Over the last 4 years, we have seen the slow introduction of ‘no-frills’ or ‘low-rate’ mortgage products in Canada. These products have recently made their way to Ontario, and are being offered by both reputable mortgage Lenders and major Banks. Most Canadians are not aware that they have one of these products, and do not understand how costly and restrictive they can be.
In simple terms, a ‘no-frills’ mortgage is where a bank or lender offers a reduced rate on a particular mortgage in exchange for flexibility. Ok, so what does that mean? Most no-frills mortgage products reduce the amount of money you are allowed to put down on your mortgage as a lump sum, if they allow any lump sum at all. Additionally they eliminate or reduce your ability to increase your payments. Not the biggest deal for some Canadians, but of course there are even more restrictions…

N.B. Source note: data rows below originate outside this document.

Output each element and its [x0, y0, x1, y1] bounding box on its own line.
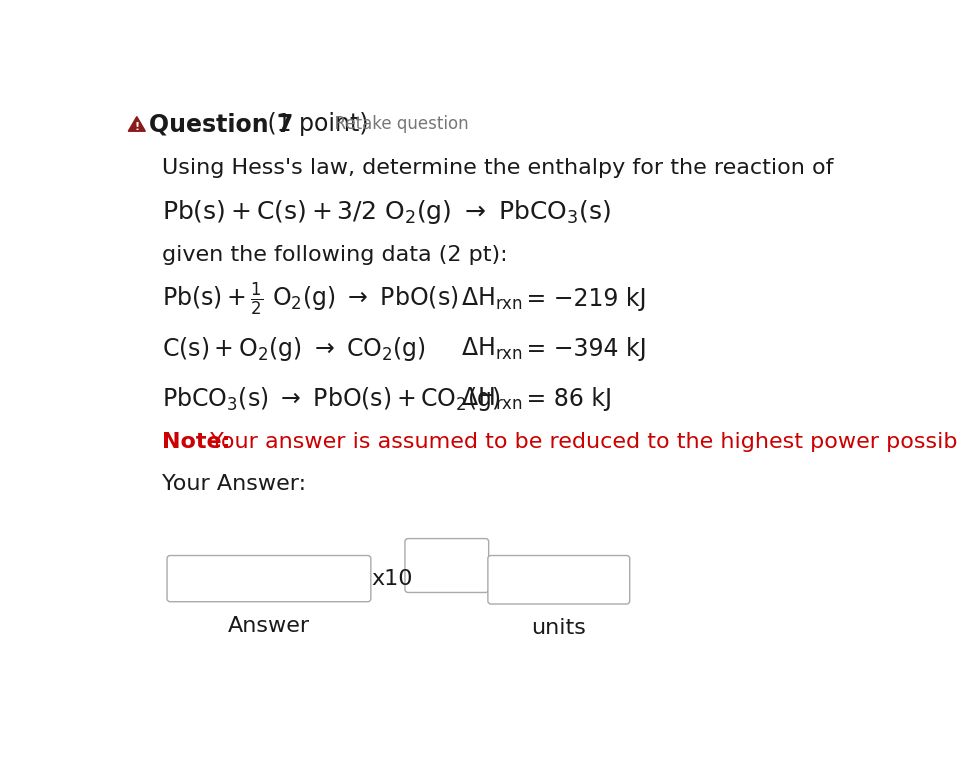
Text: $\mathregular{\Delta H_{rxn}}$: $\mathregular{\Delta H_{rxn}}$ [461, 386, 523, 412]
Text: = −394 kJ: = −394 kJ [519, 337, 647, 361]
Text: $\mathregular{\Delta H_{rxn}}$: $\mathregular{\Delta H_{rxn}}$ [461, 286, 523, 312]
Text: Using Hess's law, determine the enthalpy for the reaction of: Using Hess's law, determine the enthalpy… [162, 158, 833, 178]
FancyBboxPatch shape [488, 556, 629, 604]
Text: Your answer is assumed to be reduced to the highest power possible.: Your answer is assumed to be reduced to … [203, 432, 958, 451]
Text: Question 7: Question 7 [149, 112, 293, 136]
Text: !: ! [134, 122, 139, 131]
Text: $\mathregular{\Delta H_{rxn}}$: $\mathregular{\Delta H_{rxn}}$ [461, 336, 523, 363]
Text: Retake question: Retake question [325, 116, 469, 133]
Text: given the following data (2 pt):: given the following data (2 pt): [162, 245, 508, 265]
Text: x10: x10 [372, 568, 413, 588]
Text: (1 point): (1 point) [260, 112, 369, 136]
Text: units: units [532, 618, 586, 638]
Text: $\mathregular{PbCO_3(s)\ \rightarrow\ PbO(s) + CO_2(g)}$: $\mathregular{PbCO_3(s)\ \rightarrow\ Pb… [162, 385, 501, 413]
Text: = 86 kJ: = 86 kJ [519, 387, 612, 411]
Text: Your Answer:: Your Answer: [162, 474, 307, 494]
FancyBboxPatch shape [167, 556, 371, 602]
Text: $\mathregular{C(s) + O_2(g)\ \rightarrow\ CO_2(g)}$: $\mathregular{C(s) + O_2(g)\ \rightarrow… [162, 335, 426, 363]
Text: = −219 kJ: = −219 kJ [519, 287, 647, 311]
Polygon shape [128, 116, 146, 131]
Text: Answer: Answer [228, 616, 310, 635]
Text: $\mathregular{Pb(s) + C(s) + 3/2\ O_2(g)\ \rightarrow\ PbCO_3(s)}$: $\mathregular{Pb(s) + C(s) + 3/2\ O_2(g)… [162, 198, 611, 226]
FancyBboxPatch shape [405, 539, 489, 593]
Text: $\mathregular{Pb(s) + \frac{1}{2}\ O_2(g)\ \rightarrow\ PbO(s)}$: $\mathregular{Pb(s) + \frac{1}{2}\ O_2(g… [162, 280, 459, 318]
Text: Note:: Note: [162, 432, 231, 451]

Some ‘no-frills’ or ‘low-rate’ mortgage products charge you a higher penalty if you break your mortgage contract before the end of your term. Some won’t even allow you to pay off your mortgage unless you sell your house, and then pay a hefty penalty (we’re talking potentially tens of thousands of dollars).
With the majority of Canadians making changes to their mortgage before the end of year 4, these no-frills mortgage products will cost Canadians tons of money, and help increase the financial institutions profits.
If you are being offered a ‘no-frills’ or ‘low-rate’ mortgage from your Bank or mortgage lender, you need an impartial mortgage professional to explain, in detail, what you are really getting yourself into, and whether the savings on the rate truly out-weigh the risk.